Но черные ошейниковые кобры также характерны для Сингапура, который менее двухсот лет назад был островом, покрытым девственными дождевыми лесами. По ночам в спальнях своей колониальной виллы Кригстейны слышат крики, скрипы остатков джунглей, спорящих сами с собой. Днем звуки исчезают, разве что в кухне щелкает геккон и ворчит за окном гром.
Перебравшись в Сингапур, члены семьи быстро, как сомнамбулы, подстраиваются под ритм жизни экспатов из Америки, надевая сине-белую форму Американской школы, играя в футбол, баскетбол и софтбол за «Американских орлов», плавая в бассейне Американского клуба, температура воды которого равна температуре тела. Только Элиз по-прежнему держится настороже, смущаемая блестящей внешностью этого города. Английский является национальным языком, но Элиз труднее различить скрытые значения в вежливой сингапурской речи, чем в ломаном английском шанхайцев. Через месяц после переезда Элиз начинает преподавать в Американской школе естественные науки, радуясь возможности забыться над периодической системой химических элементов или объясняя шестиклассникам круговорот воды в природе. Это единственное время дня, когда дурные предчувствия отступают.

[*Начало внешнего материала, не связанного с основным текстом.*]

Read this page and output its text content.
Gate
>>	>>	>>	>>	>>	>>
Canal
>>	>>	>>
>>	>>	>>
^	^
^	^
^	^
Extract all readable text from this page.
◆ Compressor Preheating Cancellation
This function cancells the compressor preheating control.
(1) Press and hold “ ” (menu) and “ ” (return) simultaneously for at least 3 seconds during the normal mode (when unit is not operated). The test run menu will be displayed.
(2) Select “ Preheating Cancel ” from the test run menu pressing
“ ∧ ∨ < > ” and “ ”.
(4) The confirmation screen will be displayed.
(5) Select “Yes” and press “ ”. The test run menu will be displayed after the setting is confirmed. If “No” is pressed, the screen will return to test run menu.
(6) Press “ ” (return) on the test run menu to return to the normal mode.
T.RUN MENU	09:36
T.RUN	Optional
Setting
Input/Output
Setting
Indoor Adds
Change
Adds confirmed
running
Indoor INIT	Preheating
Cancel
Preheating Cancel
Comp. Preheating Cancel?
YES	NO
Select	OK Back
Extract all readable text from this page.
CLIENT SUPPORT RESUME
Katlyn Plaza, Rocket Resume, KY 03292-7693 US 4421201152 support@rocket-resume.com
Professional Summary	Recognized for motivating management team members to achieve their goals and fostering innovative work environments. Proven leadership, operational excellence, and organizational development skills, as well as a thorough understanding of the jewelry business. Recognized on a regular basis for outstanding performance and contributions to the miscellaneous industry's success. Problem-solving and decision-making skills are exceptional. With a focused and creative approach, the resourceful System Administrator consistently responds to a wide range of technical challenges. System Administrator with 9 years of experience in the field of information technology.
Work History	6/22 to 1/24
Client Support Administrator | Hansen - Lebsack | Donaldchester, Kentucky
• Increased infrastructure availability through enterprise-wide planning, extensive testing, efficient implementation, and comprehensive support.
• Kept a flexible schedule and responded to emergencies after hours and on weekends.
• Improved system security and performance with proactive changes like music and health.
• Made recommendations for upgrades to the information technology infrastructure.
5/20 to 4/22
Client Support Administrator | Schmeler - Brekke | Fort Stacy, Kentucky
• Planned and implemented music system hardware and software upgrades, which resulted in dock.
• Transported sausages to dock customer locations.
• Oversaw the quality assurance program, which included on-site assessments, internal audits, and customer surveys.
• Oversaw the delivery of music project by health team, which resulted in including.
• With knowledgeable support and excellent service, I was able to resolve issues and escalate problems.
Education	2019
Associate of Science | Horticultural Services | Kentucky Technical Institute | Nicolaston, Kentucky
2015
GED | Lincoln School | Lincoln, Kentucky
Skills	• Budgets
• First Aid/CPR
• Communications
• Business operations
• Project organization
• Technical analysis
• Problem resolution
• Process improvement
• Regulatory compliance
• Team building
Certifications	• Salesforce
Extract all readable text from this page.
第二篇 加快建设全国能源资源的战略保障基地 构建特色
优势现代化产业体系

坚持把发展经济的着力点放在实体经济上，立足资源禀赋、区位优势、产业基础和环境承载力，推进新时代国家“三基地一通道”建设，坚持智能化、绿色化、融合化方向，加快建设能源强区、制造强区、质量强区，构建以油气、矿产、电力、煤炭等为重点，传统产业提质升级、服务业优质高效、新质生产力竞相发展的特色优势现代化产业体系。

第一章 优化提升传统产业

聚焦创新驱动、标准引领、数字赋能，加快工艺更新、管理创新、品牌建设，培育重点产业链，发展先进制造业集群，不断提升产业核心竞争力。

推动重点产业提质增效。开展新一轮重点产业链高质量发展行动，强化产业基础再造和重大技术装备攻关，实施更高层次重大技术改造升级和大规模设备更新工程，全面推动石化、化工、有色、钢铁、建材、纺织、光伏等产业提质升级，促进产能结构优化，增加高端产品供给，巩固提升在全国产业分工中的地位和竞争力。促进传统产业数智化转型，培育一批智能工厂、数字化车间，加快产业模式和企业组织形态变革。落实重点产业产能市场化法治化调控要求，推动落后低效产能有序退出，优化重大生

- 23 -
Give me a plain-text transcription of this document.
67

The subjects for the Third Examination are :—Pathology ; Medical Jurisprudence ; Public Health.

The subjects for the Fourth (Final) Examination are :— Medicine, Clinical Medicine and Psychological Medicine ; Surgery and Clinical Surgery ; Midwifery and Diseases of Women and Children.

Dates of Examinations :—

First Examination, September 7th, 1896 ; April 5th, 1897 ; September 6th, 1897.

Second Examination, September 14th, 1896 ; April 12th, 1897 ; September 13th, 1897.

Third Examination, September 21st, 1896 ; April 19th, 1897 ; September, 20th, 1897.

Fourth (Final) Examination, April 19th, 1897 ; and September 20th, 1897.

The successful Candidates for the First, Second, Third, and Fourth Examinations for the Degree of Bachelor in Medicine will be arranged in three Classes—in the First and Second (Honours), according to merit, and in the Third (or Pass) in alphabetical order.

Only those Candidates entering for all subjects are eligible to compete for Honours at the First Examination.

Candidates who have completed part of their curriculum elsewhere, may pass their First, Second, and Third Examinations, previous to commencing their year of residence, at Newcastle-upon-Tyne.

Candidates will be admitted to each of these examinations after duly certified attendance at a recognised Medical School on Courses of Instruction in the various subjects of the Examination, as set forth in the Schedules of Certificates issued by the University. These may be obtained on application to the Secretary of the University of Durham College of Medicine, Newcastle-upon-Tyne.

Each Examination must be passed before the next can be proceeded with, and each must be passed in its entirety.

В Сингапуре Софи безмерно рада – здесь никто не пытается потрогать ее волосы, а для Ли большое облегчение, что мальчики в школе в основном выше ее. Выполняя свое обещание, Крис быстро покупает девочкам золотистого щенка лабрадора, которого импортируют из Австралии, и тот по утрам ковыляет с Софи и Ли по маленькой полоске тротуара. Элиз непонятно почему называет собаку Робокопом. Остальные, видя, что Элиз хоть что-то воспринимает с энтузиазмом, испытывают такое облегчение, что не оспаривают имя для собаки, данное в честь киборга.
Все они претерпевают маленькие, едва заметные изменения. Их белая кожа загорает и становится темнее. Софи отходит от облика девчонки-сорванца, красит ногти на ногах и болтается с новыми подружками у бассейна в Американском клубе. Во рту у них палит огнем, когда они потеют над мисками с рыбьей головой в соусе карри. Теперь их немного мучает совесть: у них появляется прислуга с проживанием – умная, красивая филиппинка по имени Майла, которая гладит их белье, готовит еду и моет за ними посуду. Но все остальные экспаты вокруг них делают то же самое, поэтому они молча велят друг другу расслабиться. Расслабиться.